Conversation turns to another event whose effect on the world stage has been considerable, namely 9/11. Much of All the Road Running was written in the aftermath of the twin towers tragedy, so it is unsurprising that several of its songs reflect upon its ramifications. Knopfler talks of reading pieces by Martin Amis and Ian McEwan, both of which he found affecting. "I remember the McEwan piece homing in on people in the twin towers using their mobiles; that final phone call home to say: 'I love you.' If there's anything positive to take from 9/11, that expression of love is surely it. That, rather than what happened next: another wave of violence.

"The song 'If This Is Goodbye' definitely came out of that. If 9/11 hadn't happened, I probably wouldn't have written 'This Is Us' either. That's a song looking at two ordinary people's lives, the Polaroid pictures and the drawings by their kids on the fridge. There are bruised people on this record, and Em has a way of inhabiting those characters and making them real."

It is clear that Knopfler's and Harris's family lives are now more important to them than ever. Quizzed about a 2003 motorbike smash in which a collision with a car cost him nine broken bones, Knopfler says the most testing thing was sitting up straight and not laughing at his kid's jokes.

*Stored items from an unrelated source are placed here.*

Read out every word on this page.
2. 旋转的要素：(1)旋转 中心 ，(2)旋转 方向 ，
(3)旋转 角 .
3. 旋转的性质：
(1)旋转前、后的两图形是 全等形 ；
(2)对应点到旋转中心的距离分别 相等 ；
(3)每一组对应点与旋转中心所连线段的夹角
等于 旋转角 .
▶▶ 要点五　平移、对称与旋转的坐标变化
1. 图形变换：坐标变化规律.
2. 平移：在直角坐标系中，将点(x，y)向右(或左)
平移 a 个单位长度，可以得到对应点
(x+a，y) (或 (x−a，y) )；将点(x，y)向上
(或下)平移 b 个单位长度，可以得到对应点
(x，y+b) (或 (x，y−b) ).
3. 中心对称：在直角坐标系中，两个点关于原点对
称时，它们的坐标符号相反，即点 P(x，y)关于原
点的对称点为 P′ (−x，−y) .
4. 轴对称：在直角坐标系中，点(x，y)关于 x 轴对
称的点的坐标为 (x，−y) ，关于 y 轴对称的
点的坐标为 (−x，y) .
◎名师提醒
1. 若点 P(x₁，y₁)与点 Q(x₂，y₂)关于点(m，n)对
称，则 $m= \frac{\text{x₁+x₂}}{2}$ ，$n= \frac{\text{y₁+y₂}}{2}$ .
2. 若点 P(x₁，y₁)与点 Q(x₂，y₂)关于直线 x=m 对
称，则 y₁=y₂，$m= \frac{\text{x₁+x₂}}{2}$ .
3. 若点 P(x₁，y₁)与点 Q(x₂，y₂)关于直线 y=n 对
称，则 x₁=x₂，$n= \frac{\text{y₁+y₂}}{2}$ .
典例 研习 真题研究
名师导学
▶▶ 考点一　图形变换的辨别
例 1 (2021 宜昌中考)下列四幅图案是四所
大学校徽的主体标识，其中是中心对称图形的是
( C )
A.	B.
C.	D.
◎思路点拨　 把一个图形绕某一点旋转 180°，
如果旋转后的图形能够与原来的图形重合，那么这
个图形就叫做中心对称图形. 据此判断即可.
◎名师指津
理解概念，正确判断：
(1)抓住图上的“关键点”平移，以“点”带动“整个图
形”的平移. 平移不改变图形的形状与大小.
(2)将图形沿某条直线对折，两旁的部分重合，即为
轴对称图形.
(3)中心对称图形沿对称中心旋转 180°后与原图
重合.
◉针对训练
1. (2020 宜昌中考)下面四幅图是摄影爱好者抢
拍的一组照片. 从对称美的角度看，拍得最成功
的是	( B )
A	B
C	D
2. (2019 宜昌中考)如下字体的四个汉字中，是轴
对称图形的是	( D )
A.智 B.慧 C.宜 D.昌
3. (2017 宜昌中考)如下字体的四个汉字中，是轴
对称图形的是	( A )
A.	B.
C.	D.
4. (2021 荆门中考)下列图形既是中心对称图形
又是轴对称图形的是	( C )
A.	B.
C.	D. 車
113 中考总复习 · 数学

Harris, meanwhile, talks fondly of her daughters, Hallie and Meghann, and of the seven dogs and five cats that make her Nashville home something of a menagerie.

What got to Knopfler about the Martin Amis piece, he says, was the writer's realisation that we can't protect our children. "That was something for me to look at," says the guitarist. "I think we addressed it in Em's song 'Love and Happiness', and because you have a man and a woman singing it, both of whom are parents, it intensifies things."

Asked about the song she penned with the Austin, Texas, songwriter Kimmie Rhodes, Harris says that "Love and Happiness" might be the only "proper" country song she's ever written. "You can't get fancy with that genre," she says. "Kimmie and I sat down as mothers and thought: 'What are the things that we would want for our children? What are the metaphors for that deep desire that your child will dodge certain bullets? And what will they need to help them deal with the bullets they aren't able to dodge? Kimmie had the first verse in the bag, and with that wonderful structure of hers, we wrote the rest in an afternoon. Sometimes they come easy."